The second day, early in the morning, someone knocked at the kitchen door, below the master bedroom window.

Mike went down and answered. It was a woman asking to buy the house. She had grown up near an orchard (there was barely a tree left of the one that had been across the street, decades before) and dreamed of a house like ours. Her prayer group was praying for her dream to come true.

I guess they didn’t consider they were praying for the destruction of someone else’s dream, hard earned through years at a job I loved working for a boss I didn’t, a savvy townhome purchase  (I seem to have an eye for real estate that will appreciate) and urgent timing. When I heard her story, I was loudly unkind.  “My God, we just moved in!”

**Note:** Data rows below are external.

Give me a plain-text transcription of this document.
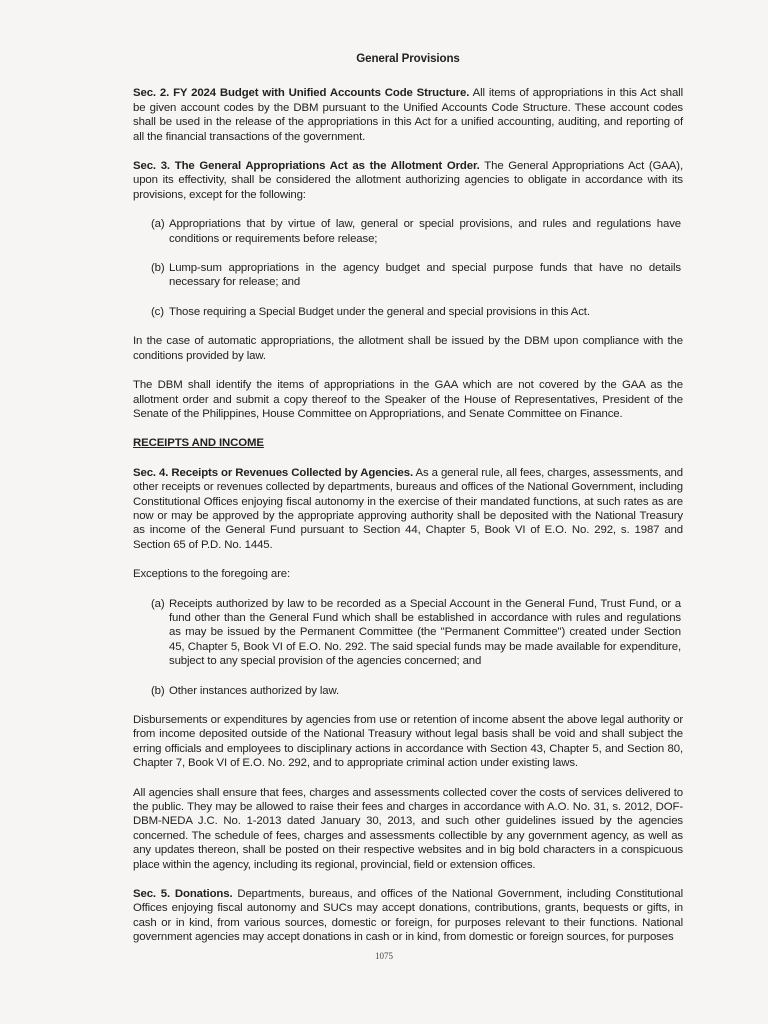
General Provisions

Sec. 2. FY 2024 Budget with Unified Accounts Code Structure. All items of appropriations in this Act shall be given account codes by the DBM pursuant to the Unified Accounts Code Structure. These account codes shall be used in the release of the appropriations in this Act for a unified accounting, auditing, and reporting of all the financial transactions of the government.

Sec. 3. The General Appropriations Act as the Allotment Order. The General Appropriations Act (GAA), upon its effectivity, shall be considered the allotment authorizing agencies to obligate in accordance with its provisions, except for the following:

(a) Appropriations that by virtue of law, general or special provisions, and rules and regulations have conditions or requirements before release;
(b) Lump-sum appropriations in the agency budget and special purpose funds that have no details necessary for release; and
(c) Those requiring a Special Budget under the general and special provisions in this Act.

In the case of automatic appropriations, the allotment shall be issued by the DBM upon compliance with the conditions provided by law.

The DBM shall identify the items of appropriations in the GAA which are not covered by the GAA as the allotment order and submit a copy thereof to the Speaker of the House of Representatives, President of the Senate of the Philippines, House Committee on Appropriations, and Senate Committee on Finance.

RECEIPTS AND INCOME

Sec. 4. Receipts or Revenues Collected by Agencies. As a general rule, all fees, charges, assessments, and other receipts or revenues collected by departments, bureaus and offices of the National Government, including Constitutional Offices enjoying fiscal autonomy in the exercise of their mandated functions, at such rates as are now or may be approved by the appropriate approving authority shall be deposited with the National Treasury as income of the General Fund pursuant to Section 44, Chapter 5, Book VI of E.O. No. 292, s. 1987 and Section 65 of P.D. No. 1445.

Exceptions to the foregoing are:

(a) Receipts authorized by law to be recorded as a Special Account in the General Fund, Trust Fund, or a fund other than the General Fund which shall be established in accordance with rules and regulations as may be issued by the Permanent Committee (the "Permanent Committee") created under Section 45, Chapter 5, Book VI of E.O. No. 292. The said special funds may be made available for expenditure, subject to any special provision of the agencies concerned; and
(b) Other instances authorized by law.

Disbursements or expenditures by agencies from use or retention of income absent the above legal authority or from income deposited outside of the National Treasury without legal basis shall be void and shall subject the erring officials and employees to disciplinary actions in accordance with Section 43, Chapter 5, and Section 80, Chapter 7, Book VI of E.O. No. 292, and to appropriate criminal action under existing laws.

All agencies shall ensure that fees, charges and assessments collected cover the costs of services delivered to the public. They may be allowed to raise their fees and charges in accordance with A.O. No. 31, s. 2012, DOF-DBM-NEDA J.C. No. 1-2013 dated January 30, 2013, and such other guidelines issued by the agencies concerned. The schedule of fees, charges and assessments collectible by any government agency, as well as any updates thereon, shall be posted on their respective websites and in big bold characters in a conspicuous place within the agency, including its regional, provincial, field or extension offices.

Sec. 5. Donations. Departments, bureaus, and offices of the National Government, including Constitutional Offices enjoying fiscal autonomy and SUCs may accept donations, contributions, grants, bequests or gifts, in cash or in kind, from various sources, domestic or foreign, for purposes relevant to their functions. National government agencies may accept donations in cash or in kind, from domestic or foreign sources, for purposes

1075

“She hasn’t slept in four days,” Mike said to the lady, by way of apology.

Ten years or so later, he came around to my way of thinking – that to show up on someone’s doorstep two days after they moved in, whinging about how your purchase thwarted their dream when yours had just come true, was not a nice thing to do.

Our elderly neighbor, now long gone, got it right; she showed up with a plate of cookies and stories about what the house had been like before, and who our predecessors were.

We knew that the previous owner had died in the driveway, shoveling snow or trimming bushes. We welcomed his lingering spirit. We could smell his pipe smoke from time to time. It’s gone now. Perhaps he, like the fox, approved of our plan to live in this house rather than tear it down to build something bigger, which, in 1999, was what people did.

The executor left a watercolor portrait of the house on the wall that records the trees that were cut down before we moved in, the tree I had cut down since, and the yews I replaced three years ago with a bluestone patio and front walk, bordered by azaleas, ferns transplanted from my mother’s yard, sedum, catmint, Russian sage, yarrow, wildflowers from seed, milkweed (for the monarchs), buddleia and bee balm. Landscapers installed the walk and patio, and ripped out the yews. They put in boxwood, to grow into a privacy hedge, a serviceberry tree and a thick layer of organic soil, to get me started.

When we moved in, Angelic Daughter adapted instantly. I was stunned. Transitions had been so hard for her. But that evening we showed her to her new room, and her real, up-off-the-floor bed.  She climbed right in and fell peacefully asleep.

Twenty years in the house today. Nearly three without Mike. Previous “moving in” anniversaries went unnoticed or unremarked, but this milestone magnifies Mike’s absence. He should be here to enjoy the anniversary and the new patio and the garden, planted specifically to attract the hummingbirds and monarchs he loved.

Three years as two-thirds of a family. Peaceful sleep has been hard to come by.

Angelic Daughter yearns for him. I ache for her. “His love is always with you” isn’t enough. She wants to know how to know that. She want to find him.

She wants to know what he wants for her, now.

“All I can tell you is to listen. Something in you will tell you Dad is near.”

Will it?

“It’ll get better. Remember the happy times.”

I hope it will, and she can.

As next Saturday approaches, I remain,

Your trying-to-stay-strong, tearful, hurting, hopeful

Ridiculouswoman

4 thoughts on “Twenty Years Ago Today, Less Three

  1. Anniversaries. Thank you for sharing this one for your house and for your family. I love the initial fox vision, and all the gardening and the changes you made. May every monarch and other butterfly a sweet visitor from here and from there. The end of summer always seems to be nostalgic for us all, but your dates bring it into a sharper focus. for you as fall comes whispering around the corner.